On a totally different note, musing on the computer technology I am using these days:
I use the Microsoft XP operating system, and I have enough Microsoft compatible programs that I will probably stick with Microsoft operating systems for the forseeable future. But I am quickly becoming less dependent on Microsoft programs in general, not because of some anti-Microsoft prejudice, but because of frustrations with Microsoft products. Let me just name a few:
1. I used to use the M's Internet Explorer. But many parts of the program do not work anymore: opening pdf files, accessing secure sites, etc. And, to fix it, I would have to re-install the whole operating system, which is a major day long task, and it still might not work. So I switched to Mozilla's Firefox, and it works great, is easy to customize, and easy to re-install whenever you need to. It's also free. Because it is not a part of a giant, immensely complex system, it is easy to upgrade and use.
2. Same with M's Outlook & Outlook Express for e-mail. I had one at work and another at home, and I wanted one program at both places to handle email. I switched to Mozilla's Thunderbird. It works better, it's free, it's easy to upgrade or re-install. Again, it is not a part of a master system.
3. Same with M's Office suite. I like it, and I have two different versions, one at home and one at work. But for most tasks, I have switched to OpenOffice.org Again, it's free, it's easy to upgrade or re-install, and the version I have is newer than either M Office Suite I have. For a simple document writer like myself, it is also nice to use, because it does not have as many bells and whistles. And again, it is not integrated into some larger system.
4. Last year, I wanted a good calendar/planning/scheduling program, that was easy to use and back up. It seemed like a real hassle to use M's Outlook, and have to purchase two copies of it to have an up to date version at home and work. It was also not very flexible and customizable. What I really wanted was not something that integrated into a larger system or office suite, but a standalone, secure database scheduler that worked well. So, I went with Franklin-Covey PlanPlus for Windows (not free).
Anyway, it seems to me that Microsoft, with its 30,000 some employees and billions in cash, is so focused on making everything an 'integral part' of its system, that the individual pieces of the system suffer. It cannot seem to improve one part of the system quickly, especially if it is not something people are spending a lot on. This is especially true of its 'free' products, like I. Explorer or Outlook Express. What if they just focused on making their core product, their OS, secure and stable, and spun the rest off as independent entities?
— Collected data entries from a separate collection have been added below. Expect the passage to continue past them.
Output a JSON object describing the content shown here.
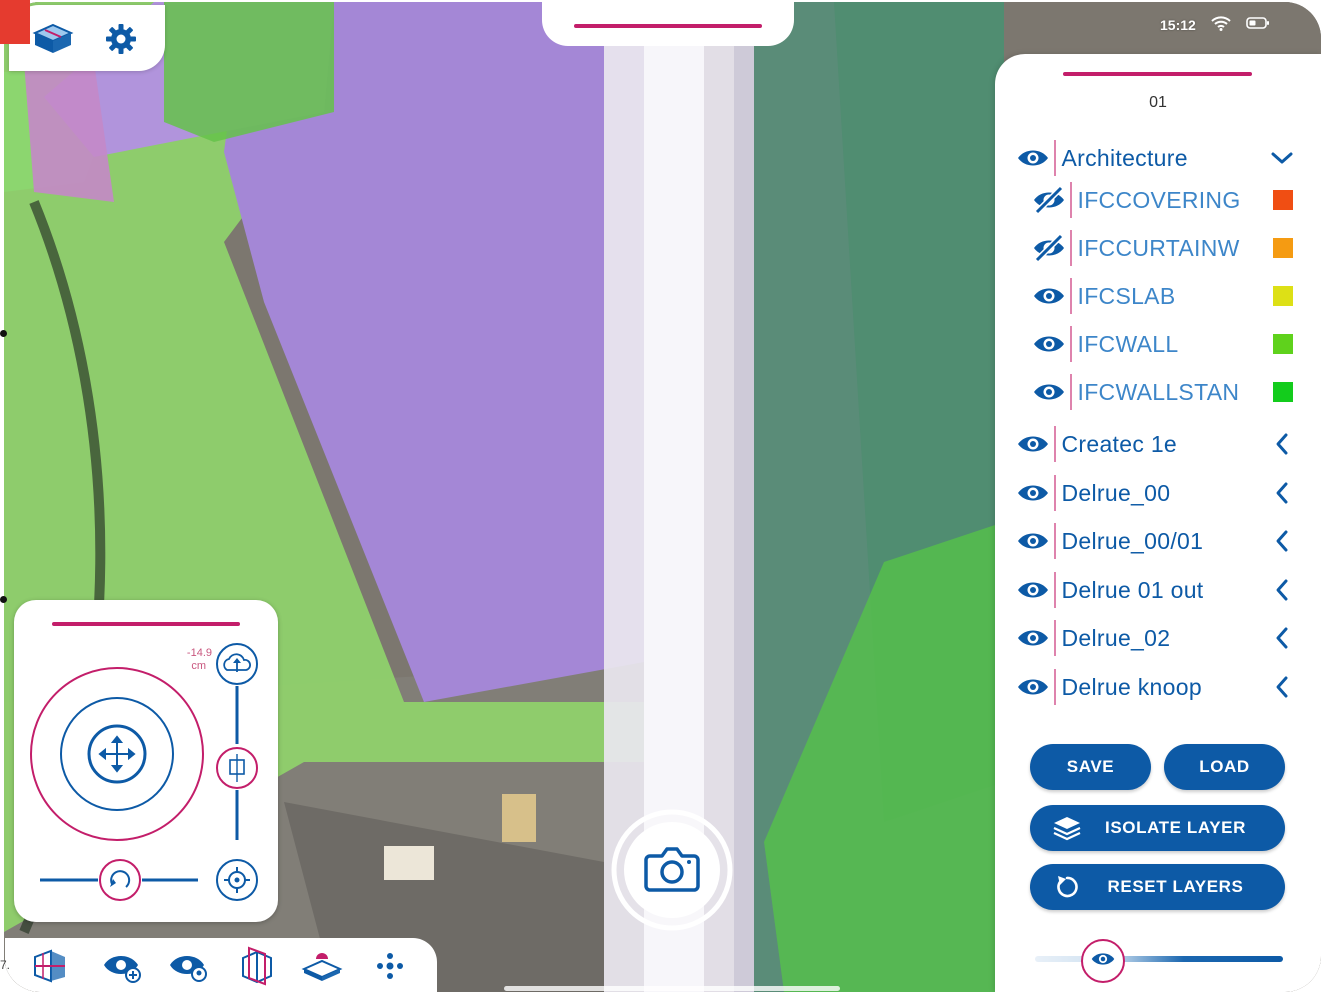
{
  "status_bar": {
    "time": "15:12",
    "wifi_icon": "wifi-icon",
    "battery_icon": "battery-icon"
  },
  "top_left": {
    "model_icon": "3d-model-icon",
    "settings_icon": "gear-icon"
  },
  "layer_panel": {
    "level": "01",
    "groups": [
      {
        "label": "Architecture",
        "visible": true,
        "expanded": true
      },
      {
        "label": "Createc 1e",
        "visible": true,
        "expanded": false
      },
      {
        "label": "Delrue_00",
        "visible": true,
        "expanded": false
      },
      {
        "label": "Delrue_00/01",
        "visible": true,
        "expanded": false
      },
      {
        "label": "Delrue 01 out",
        "visible": true,
        "expanded": false
      },
      {
        "label": "Delrue_02",
        "visible": true,
        "expanded": false
      },
      {
        "label": "Delrue knoop",
        "visible": true,
        "expanded": false
      }
    ],
    "sublayers": [
      {
        "label": "IFCCOVERING",
        "visible": false,
        "color": "#f04e13"
      },
      {
        "label": "IFCCURTAINW",
        "visible": false,
        "color": "#f59b12"
      },
      {
        "label": "IFCSLAB",
        "visible": true,
        "color": "#dde016"
      },
      {
        "label": "IFCWALL",
        "visible": true,
        "color": "#5fd21c"
      },
      {
        "label": "IFCWALLSTAN",
        "visible": true,
        "color": "#13cc1c"
      }
    ],
    "buttons": {
      "save": "SAVE",
      "load": "LOAD",
      "isolate": "ISOLATE LAYER",
      "reset": "RESET LAYERS"
    },
    "opacity_slider": {
      "value": 0.28
    }
  },
  "transform_panel": {
    "offset_value": "-14.9",
    "offset_unit": "cm"
  },
  "bottom_toolbar": {
    "icons": [
      "section-box-icon",
      "add-view-icon",
      "locate-view-icon",
      "clip-plane-icon",
      "floor-plane-icon",
      "move-dots-icon"
    ]
  },
  "edge_text": "7.",
  "colors": {
    "accent": "#c31e6a",
    "primary": "#0d5aa6"
  }
}
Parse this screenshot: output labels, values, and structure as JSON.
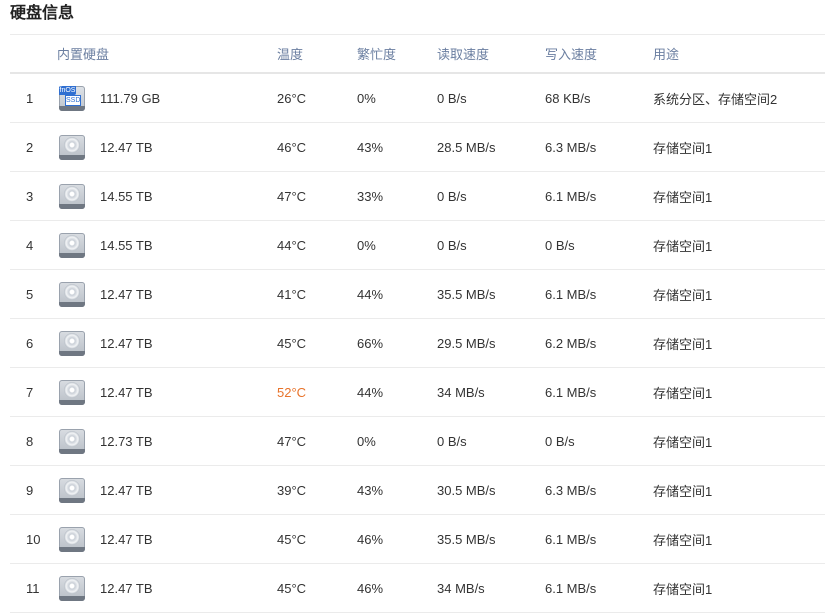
{
  "page_title": "硬盘信息",
  "columns": {
    "disk": "内置硬盘",
    "temp": "温度",
    "busy": "繁忙度",
    "read": "读取速度",
    "write": "写入速度",
    "use": "用途"
  },
  "accent_colors": {
    "hot_temperature": "#e8732a",
    "header_text": "#6a7ea0"
  },
  "rows": [
    {
      "index": "1",
      "icon": "ssd-icon",
      "icon_brand": "fnOS",
      "icon_tag": "SSD",
      "capacity": "111.79 GB",
      "temp": "26°C",
      "busy": "0%",
      "read": "0 B/s",
      "write": "68 KB/s",
      "use": "系统分区、存储空间2",
      "hot": false
    },
    {
      "index": "2",
      "icon": "hdd-icon",
      "capacity": "12.47 TB",
      "temp": "46°C",
      "busy": "43%",
      "read": "28.5 MB/s",
      "write": "6.3 MB/s",
      "use": "存储空间1",
      "hot": false
    },
    {
      "index": "3",
      "icon": "hdd-icon",
      "capacity": "14.55 TB",
      "temp": "47°C",
      "busy": "33%",
      "read": "0 B/s",
      "write": "6.1 MB/s",
      "use": "存储空间1",
      "hot": false
    },
    {
      "index": "4",
      "icon": "hdd-icon",
      "capacity": "14.55 TB",
      "temp": "44°C",
      "busy": "0%",
      "read": "0 B/s",
      "write": "0 B/s",
      "use": "存储空间1",
      "hot": false
    },
    {
      "index": "5",
      "icon": "hdd-icon",
      "capacity": "12.47 TB",
      "temp": "41°C",
      "busy": "44%",
      "read": "35.5 MB/s",
      "write": "6.1 MB/s",
      "use": "存储空间1",
      "hot": false
    },
    {
      "index": "6",
      "icon": "hdd-icon",
      "capacity": "12.47 TB",
      "temp": "45°C",
      "busy": "66%",
      "read": "29.5 MB/s",
      "write": "6.2 MB/s",
      "use": "存储空间1",
      "hot": false
    },
    {
      "index": "7",
      "icon": "hdd-icon",
      "capacity": "12.47 TB",
      "temp": "52°C",
      "busy": "44%",
      "read": "34 MB/s",
      "write": "6.1 MB/s",
      "use": "存储空间1",
      "hot": true
    },
    {
      "index": "8",
      "icon": "hdd-icon",
      "capacity": "12.73 TB",
      "temp": "47°C",
      "busy": "0%",
      "read": "0 B/s",
      "write": "0 B/s",
      "use": "存储空间1",
      "hot": false
    },
    {
      "index": "9",
      "icon": "hdd-icon",
      "capacity": "12.47 TB",
      "temp": "39°C",
      "busy": "43%",
      "read": "30.5 MB/s",
      "write": "6.3 MB/s",
      "use": "存储空间1",
      "hot": false
    },
    {
      "index": "10",
      "icon": "hdd-icon",
      "capacity": "12.47 TB",
      "temp": "45°C",
      "busy": "46%",
      "read": "35.5 MB/s",
      "write": "6.1 MB/s",
      "use": "存储空间1",
      "hot": false
    },
    {
      "index": "11",
      "icon": "hdd-icon",
      "capacity": "12.47 TB",
      "temp": "45°C",
      "busy": "46%",
      "read": "34 MB/s",
      "write": "6.1 MB/s",
      "use": "存储空间1",
      "hot": false
    }
  ]
}
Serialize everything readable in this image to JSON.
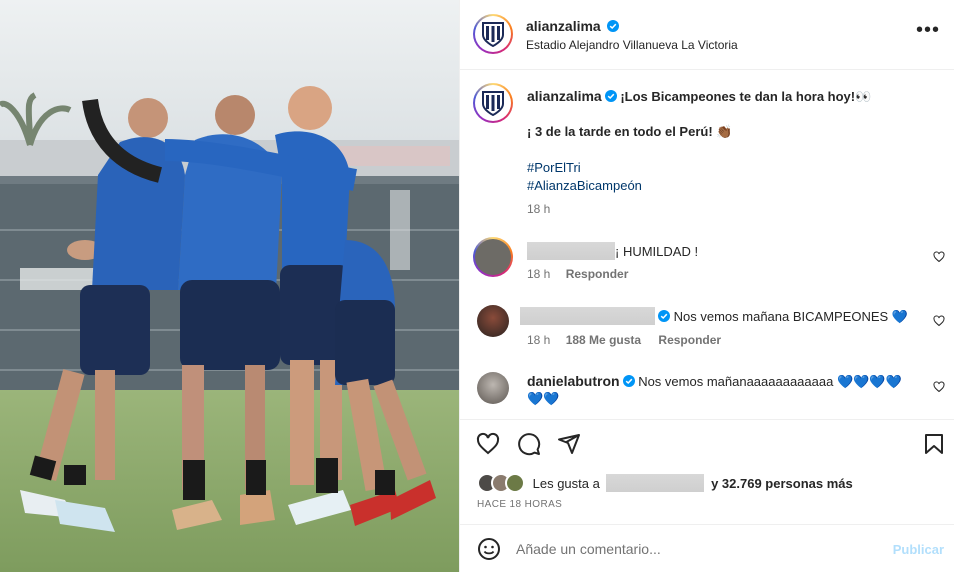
{
  "post": {
    "username": "alianzalima",
    "location": "Estadio Alejandro Villanueva La Victoria",
    "caption_line1": "¡Los Bicampeones te dan la hora hoy!👀",
    "caption_line2": "¡ 3 de la tarde en todo el Perú! 👏🏾",
    "hashtag1": "#PorElTri",
    "hashtag2": "#AlianzaBicampeón",
    "caption_time": "18 h"
  },
  "comments": [
    {
      "username_hidden": true,
      "text": "¡ HUMILDAD !",
      "time": "18 h",
      "likes": "",
      "reply": "Responder"
    },
    {
      "username_hidden": true,
      "text": "Nos vemos mañana BICAMPEONES 💙",
      "time": "18 h",
      "likes": "188 Me gusta",
      "reply": "Responder"
    },
    {
      "username": "danielabutron",
      "text_line1": "Nos vemos mañanaaaaaaaaaaaa 💙💙💙💙",
      "text_line2": "💙💙"
    }
  ],
  "likes": {
    "prefix": "Les gusta a",
    "suffix": "y 32.769 personas más"
  },
  "timestamp": "HACE 18 HORAS",
  "add_comment": {
    "placeholder": "Añade un comentario...",
    "publish": "Publicar"
  },
  "icons": {
    "like": "heart-icon",
    "comment": "comment-icon",
    "share": "send-icon",
    "save": "bookmark-icon",
    "emoji": "emoji-icon",
    "more": "more-options-icon",
    "verified": "verified-badge-icon"
  },
  "colors": {
    "verified_blue": "#0095f6",
    "hashtag_blue": "#00376b",
    "publish_disabled": "#b2dffc",
    "secondary_text": "#737373"
  }
}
Anyway, this is not a very theological post, but it is worth noting how well open-source movements and smaller, focused companies can compete with the Microsoft System. M's focus seems to be on keeping people dependent on their System, so that we connect to the world through It and are stuck with It. I, for one, don't think It's evil, but simply not flexible or customizable. With M, I feel out of control, because even the act of downloading and installing updates or upgrades is out of my hands - the System does it for me, just as the System checks to see that it is not a stolen System; it's kind of creepy. Maybe someday I'll go Linux!